Gabriel returned to the shop. He despised the British more every day. He couldn't stand their haughty presence as they walked through the market in groups in their pressed uniforms, as if they were the lords of the land. Some had come to Palestine from remote villages, simple country boys who'd shoveled cow shit in their English villages, and here in Palestine they behaved as if each of them was the son of the king of England.
But how long could this situation continue? There was a war in Europe, Nazi Germany had invaded Poland, and yet in Palestine it was business as usual. How long will we go on burying our heads in the sand? he wondered. It's lucky there are people volunteering to fight the Germans, just as it's lucky there are people trying to drive the British out of Palestine.
No, he didn't mean those Stern bandits, but the good people of the Haganah. He knew that half the people in Ohel Moshe supported the Etzel and Stern's Lehi underground organizations, but there was another half, people like him, who supported the more moderate Haganah. He didn't believe in an eye for an eye, a tooth for a tooth. He believed in words.
*Â Â Â *Â Â Â *
A letter from America had finally arrived. Rosa couldn't contain herself and ran to the shop so that Gabriel could read it for her. Nissim, who went by Nick in America, wrote that he's doing very well in the “shmattes business,” and thank God, because his eldest son will soon be married and his family is growing. And how is everybody in Jerusalem? he wanted to know. How is her husband Gabriel and how are her daughters? How is Ephraim and what is he up to these days? Is he working in Gabriel's shop or has he opened one of his own? And following the letter a big package will be coming by sea with clothes for her from his factory, so she'll see how well he's doing, and clothes for the girls and her husband, may he be healthy, and also for Ephraim who was a little boy when Nissim fled to America, and now he's a man and surely has a wife and children.

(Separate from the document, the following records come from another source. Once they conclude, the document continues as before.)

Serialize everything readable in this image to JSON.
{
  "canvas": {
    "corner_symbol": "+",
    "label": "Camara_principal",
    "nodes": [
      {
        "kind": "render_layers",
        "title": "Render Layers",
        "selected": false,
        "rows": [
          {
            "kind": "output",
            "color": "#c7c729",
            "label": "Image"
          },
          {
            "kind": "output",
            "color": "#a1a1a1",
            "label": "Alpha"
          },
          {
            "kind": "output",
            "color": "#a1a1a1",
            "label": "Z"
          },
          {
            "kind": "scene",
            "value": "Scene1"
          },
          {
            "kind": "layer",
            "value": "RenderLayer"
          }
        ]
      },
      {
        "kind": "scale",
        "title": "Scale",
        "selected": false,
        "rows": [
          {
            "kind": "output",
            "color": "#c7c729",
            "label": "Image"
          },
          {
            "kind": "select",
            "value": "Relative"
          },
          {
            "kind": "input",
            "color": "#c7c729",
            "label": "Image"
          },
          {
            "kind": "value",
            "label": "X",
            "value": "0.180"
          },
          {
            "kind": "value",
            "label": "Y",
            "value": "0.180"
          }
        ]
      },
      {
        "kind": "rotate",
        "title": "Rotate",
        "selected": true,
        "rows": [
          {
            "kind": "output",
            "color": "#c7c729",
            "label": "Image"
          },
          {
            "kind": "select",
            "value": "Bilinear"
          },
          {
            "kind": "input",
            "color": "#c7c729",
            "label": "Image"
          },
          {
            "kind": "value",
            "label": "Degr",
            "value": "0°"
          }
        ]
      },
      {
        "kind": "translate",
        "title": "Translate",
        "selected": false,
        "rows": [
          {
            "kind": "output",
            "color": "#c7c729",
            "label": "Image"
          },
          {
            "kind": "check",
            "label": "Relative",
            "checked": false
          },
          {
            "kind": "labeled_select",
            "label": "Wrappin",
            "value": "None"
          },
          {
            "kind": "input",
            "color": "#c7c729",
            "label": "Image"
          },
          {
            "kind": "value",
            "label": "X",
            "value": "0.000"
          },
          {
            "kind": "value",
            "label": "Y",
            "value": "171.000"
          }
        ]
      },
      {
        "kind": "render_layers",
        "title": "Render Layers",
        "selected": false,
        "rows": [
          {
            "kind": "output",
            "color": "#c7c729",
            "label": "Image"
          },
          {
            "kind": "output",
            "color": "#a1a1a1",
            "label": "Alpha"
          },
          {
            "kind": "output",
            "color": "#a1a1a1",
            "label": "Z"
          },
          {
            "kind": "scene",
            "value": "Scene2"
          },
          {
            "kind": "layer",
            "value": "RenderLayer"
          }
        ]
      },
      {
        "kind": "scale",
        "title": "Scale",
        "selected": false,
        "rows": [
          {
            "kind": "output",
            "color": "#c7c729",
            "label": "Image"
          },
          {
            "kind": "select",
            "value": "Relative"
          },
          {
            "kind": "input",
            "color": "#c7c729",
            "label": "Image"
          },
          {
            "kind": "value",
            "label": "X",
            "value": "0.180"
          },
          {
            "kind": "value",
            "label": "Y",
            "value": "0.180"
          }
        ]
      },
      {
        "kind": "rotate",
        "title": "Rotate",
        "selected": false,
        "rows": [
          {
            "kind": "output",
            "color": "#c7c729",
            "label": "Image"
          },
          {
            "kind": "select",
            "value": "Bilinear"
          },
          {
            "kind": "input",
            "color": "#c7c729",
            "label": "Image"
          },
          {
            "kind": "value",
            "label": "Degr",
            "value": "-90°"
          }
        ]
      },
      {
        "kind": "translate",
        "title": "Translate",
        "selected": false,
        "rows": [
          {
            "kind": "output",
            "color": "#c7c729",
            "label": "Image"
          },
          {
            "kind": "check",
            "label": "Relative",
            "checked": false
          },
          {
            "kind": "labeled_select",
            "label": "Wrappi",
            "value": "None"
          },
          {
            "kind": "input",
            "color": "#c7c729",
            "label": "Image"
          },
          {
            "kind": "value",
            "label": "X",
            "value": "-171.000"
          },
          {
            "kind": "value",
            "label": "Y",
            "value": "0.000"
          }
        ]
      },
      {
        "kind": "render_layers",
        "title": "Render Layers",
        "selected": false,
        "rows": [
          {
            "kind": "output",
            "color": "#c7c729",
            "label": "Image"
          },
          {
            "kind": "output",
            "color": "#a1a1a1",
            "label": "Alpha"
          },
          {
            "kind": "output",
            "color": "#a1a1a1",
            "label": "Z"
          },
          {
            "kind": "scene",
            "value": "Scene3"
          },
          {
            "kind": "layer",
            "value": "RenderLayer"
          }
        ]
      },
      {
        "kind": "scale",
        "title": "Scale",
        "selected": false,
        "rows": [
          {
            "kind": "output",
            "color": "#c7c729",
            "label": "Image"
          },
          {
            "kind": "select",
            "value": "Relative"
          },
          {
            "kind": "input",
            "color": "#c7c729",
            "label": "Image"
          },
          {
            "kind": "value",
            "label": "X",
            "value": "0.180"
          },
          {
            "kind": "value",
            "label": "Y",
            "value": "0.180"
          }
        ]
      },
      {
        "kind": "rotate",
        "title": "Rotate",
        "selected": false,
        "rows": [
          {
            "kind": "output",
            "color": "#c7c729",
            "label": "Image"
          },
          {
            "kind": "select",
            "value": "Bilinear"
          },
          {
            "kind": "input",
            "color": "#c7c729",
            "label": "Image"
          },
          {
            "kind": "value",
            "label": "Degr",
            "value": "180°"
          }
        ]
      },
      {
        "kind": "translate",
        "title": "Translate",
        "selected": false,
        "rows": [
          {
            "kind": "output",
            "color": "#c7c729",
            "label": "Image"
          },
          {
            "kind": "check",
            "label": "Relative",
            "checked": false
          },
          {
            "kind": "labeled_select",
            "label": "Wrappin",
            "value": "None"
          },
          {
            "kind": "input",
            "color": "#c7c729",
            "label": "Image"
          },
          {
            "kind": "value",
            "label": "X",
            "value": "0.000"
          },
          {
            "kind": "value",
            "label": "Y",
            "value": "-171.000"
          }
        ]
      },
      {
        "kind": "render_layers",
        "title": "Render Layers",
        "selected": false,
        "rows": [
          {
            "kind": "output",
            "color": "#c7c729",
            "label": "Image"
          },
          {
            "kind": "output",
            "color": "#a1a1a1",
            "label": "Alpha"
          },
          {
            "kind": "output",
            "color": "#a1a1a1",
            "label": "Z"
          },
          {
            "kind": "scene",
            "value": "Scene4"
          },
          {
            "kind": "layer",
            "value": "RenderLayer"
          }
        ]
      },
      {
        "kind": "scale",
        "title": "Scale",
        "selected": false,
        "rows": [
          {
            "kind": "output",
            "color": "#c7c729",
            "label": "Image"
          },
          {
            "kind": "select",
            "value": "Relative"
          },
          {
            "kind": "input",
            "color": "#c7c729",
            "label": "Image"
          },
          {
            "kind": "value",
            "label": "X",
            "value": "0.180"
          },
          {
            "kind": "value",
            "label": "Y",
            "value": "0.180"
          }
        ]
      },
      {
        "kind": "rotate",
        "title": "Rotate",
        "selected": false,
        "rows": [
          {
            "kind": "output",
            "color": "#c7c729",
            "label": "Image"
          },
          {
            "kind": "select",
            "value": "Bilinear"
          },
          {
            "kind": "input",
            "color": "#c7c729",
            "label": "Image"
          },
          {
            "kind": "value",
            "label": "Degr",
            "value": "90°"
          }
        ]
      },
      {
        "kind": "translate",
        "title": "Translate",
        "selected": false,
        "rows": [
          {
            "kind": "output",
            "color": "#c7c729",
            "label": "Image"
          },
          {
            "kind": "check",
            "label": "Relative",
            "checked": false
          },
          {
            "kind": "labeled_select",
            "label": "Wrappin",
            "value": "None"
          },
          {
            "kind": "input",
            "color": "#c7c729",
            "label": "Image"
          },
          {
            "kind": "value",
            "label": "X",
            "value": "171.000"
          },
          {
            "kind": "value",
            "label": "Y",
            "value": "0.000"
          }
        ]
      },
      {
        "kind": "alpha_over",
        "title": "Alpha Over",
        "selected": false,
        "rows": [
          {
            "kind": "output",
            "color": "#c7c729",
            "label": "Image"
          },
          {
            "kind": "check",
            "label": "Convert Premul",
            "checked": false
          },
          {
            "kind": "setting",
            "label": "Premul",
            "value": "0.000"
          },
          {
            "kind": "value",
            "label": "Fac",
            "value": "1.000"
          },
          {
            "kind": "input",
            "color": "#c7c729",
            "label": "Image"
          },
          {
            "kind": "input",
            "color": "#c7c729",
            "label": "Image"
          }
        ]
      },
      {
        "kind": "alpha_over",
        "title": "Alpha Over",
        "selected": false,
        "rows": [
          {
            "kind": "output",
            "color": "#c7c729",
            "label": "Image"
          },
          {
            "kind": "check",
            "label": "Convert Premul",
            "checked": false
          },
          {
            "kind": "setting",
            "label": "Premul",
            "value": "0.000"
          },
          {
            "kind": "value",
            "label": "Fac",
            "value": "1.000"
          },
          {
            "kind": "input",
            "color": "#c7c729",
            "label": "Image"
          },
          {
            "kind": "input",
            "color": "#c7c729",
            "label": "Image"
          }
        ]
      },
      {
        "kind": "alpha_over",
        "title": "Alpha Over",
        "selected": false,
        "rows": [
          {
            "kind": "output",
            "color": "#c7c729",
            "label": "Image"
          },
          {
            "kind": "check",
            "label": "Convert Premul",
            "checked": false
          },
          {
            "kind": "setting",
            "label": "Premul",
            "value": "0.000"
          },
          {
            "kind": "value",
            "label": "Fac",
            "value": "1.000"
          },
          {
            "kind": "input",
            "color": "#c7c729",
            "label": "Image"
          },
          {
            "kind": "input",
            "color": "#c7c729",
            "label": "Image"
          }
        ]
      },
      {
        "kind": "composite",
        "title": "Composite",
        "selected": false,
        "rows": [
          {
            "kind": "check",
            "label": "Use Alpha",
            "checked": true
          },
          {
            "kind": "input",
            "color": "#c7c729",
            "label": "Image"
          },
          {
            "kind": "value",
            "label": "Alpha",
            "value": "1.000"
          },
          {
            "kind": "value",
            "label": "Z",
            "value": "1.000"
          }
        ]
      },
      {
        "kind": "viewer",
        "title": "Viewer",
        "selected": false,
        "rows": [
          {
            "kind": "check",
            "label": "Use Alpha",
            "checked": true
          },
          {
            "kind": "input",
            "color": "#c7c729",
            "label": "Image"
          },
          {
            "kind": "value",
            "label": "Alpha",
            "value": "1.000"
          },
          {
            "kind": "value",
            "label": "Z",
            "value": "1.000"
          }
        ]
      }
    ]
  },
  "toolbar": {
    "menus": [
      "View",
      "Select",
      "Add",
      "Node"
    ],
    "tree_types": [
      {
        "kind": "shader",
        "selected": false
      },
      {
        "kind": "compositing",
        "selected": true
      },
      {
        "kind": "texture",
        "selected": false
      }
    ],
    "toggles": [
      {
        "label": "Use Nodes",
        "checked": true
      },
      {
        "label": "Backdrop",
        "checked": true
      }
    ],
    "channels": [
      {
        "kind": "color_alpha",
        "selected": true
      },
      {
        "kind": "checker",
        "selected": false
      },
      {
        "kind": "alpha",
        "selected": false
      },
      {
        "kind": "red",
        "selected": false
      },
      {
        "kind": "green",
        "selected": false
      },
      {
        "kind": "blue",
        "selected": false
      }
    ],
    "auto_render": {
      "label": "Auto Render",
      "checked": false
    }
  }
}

Rosa's heart lurched. It had been two years since the British police took her to the Russian Compound for questioning, and she hadn't heard a word from Ephraim. She didn't have anybody to talk to about him. Gabriel had only to hear his name and he'd get angry. He didn't like the Lehi. When they'd tried to kill Morton, a British CID officer, on Yael Street in Tel Aviv and instead killed Schiff, a Jewish police officer, Gabriel was so incensed that she covered her ears to protect herself from his virulent words. “They're killing Jews as well, they have no limits! They should all be thrown into Acre Jail, all of them! They're not Jews, these people. Jews don't behave like that!”
If only she could see Ephraim just once, to hear that everything's all right. There were rumors that Yitzhako, Sara Laniado's son from Sukkat Shalom, was also with Stern's people. Perhaps his mother knew something.
That afternoon she went to Senora Laniado's house and knocked on the door.